Consider a digraph with two vertices $v_1$ and $v_2$, loops $\ell_{1}=e_{11}$, and $\ell_{2}=e_{22}$, and directed edges $e_{12}$ and $e_{21}$.
I am interested in finding the number of paths of length $k$ from vertex $v_1$ to $v_2$, so a series of edges:
$$x_1x_2\cdots x_k\cong e_{12}.$$
Suppose such a path traverses $\ell_i$ $c_i$ times, $e_{12}$ $d_1$ times, and $e_{21}$ $d_2$ times. Then $d_1=d_2+1$ and so:
$$d_2=\frac{k-c_1-c_2-1}{2}.$$
What I am looking for is a formula, in terms of $k$, $c_1$, and $c_2$, for the number of paths of length $k$ from $v_1$ to $v_2$ with $c_1$ loops $\ell_{1}$ and $c_2$ loops $\ell_2$.
I can solve this problem when the loop $\ell_2$ is deleted. The answer turns out to be:
$$\binom{\frac{k+c_1-1}{2}}{c_1}.$$
I am not sure if there is a better way of attacking the problem using multinomials, perhaps in terms of total loops, $c=c_1+c_2$ (i.e. a formula for the total number of paths from $v_1$ to $v_2$ with $c$ loops)?

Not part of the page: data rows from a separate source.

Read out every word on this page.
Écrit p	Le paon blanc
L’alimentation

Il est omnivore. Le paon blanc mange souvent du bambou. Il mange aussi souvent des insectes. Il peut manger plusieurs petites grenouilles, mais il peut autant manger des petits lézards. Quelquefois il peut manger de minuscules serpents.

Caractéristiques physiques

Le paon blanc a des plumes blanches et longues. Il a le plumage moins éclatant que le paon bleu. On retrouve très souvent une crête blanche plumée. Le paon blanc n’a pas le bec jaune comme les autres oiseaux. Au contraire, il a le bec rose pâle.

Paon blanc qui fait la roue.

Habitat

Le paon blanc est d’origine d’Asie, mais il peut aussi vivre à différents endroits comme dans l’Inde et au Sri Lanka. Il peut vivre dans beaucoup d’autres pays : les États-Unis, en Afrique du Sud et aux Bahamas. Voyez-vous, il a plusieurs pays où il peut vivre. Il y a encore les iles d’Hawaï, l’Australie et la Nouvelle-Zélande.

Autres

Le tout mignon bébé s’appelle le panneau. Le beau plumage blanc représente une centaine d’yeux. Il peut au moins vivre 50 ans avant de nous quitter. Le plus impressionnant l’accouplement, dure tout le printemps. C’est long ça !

I could push on with this but I have a feeling that generating functions might be the machinary to use... and unfortunately I am not au fait with them. Consider the following set up.
The path consists of $0\rightarrow k-1$ loops $\ell_1$, followed by a first $e_{12}$. Then there are $0\rightarrow k-1$ edges and loops $x_1x_2\cdots x_i$. Followed by a final $e_{12}$. Followed by $0\rightarrow k-1$ loops:
$$\ell_1\cdots \ell_{1}e_{12}\,x_1\cdots x_i\,e_{12}\,\ell_2\cdots \ell_2.$$
This is where I feel like a generating function approach may work.
Given $k, c_1, c_2$ (and thus also $d_1 = \frac{k-c_1-c_2+1}{2}$ as you already noted) the set of paths from $v_1$ to $v_2$ of length $k$ is in bijection to the set $$\{(a_1, b_1, a_2, b_2, \ldots, a_{d_1}, b_{d_1}) \in \mathbb{N}^{2d_1} | \sum_i a_i = c_1, \sum_i b_i = c_2\}$$ where $a_i$ counts the number of times you use $\ell_1$ directly before traversing $e_{12}$ the $i$-th time and $b_i$ counts the number of times you use $\ell_2$ directly after.
This set can be written as $$\{(a_1, \ldots, a_{d_1}) | \sum_i a_i = c_1\} \times \{(b_1, \ldots, b_{d_1}) | \sum_i b_i = c_2\}$$
whose cardinality is $$\binom{c_1+d_1-1}{c_1} \cdot \binom{c_2 + d_1 - 1}{c_2}$$ by a standard argument known as "stars and bars".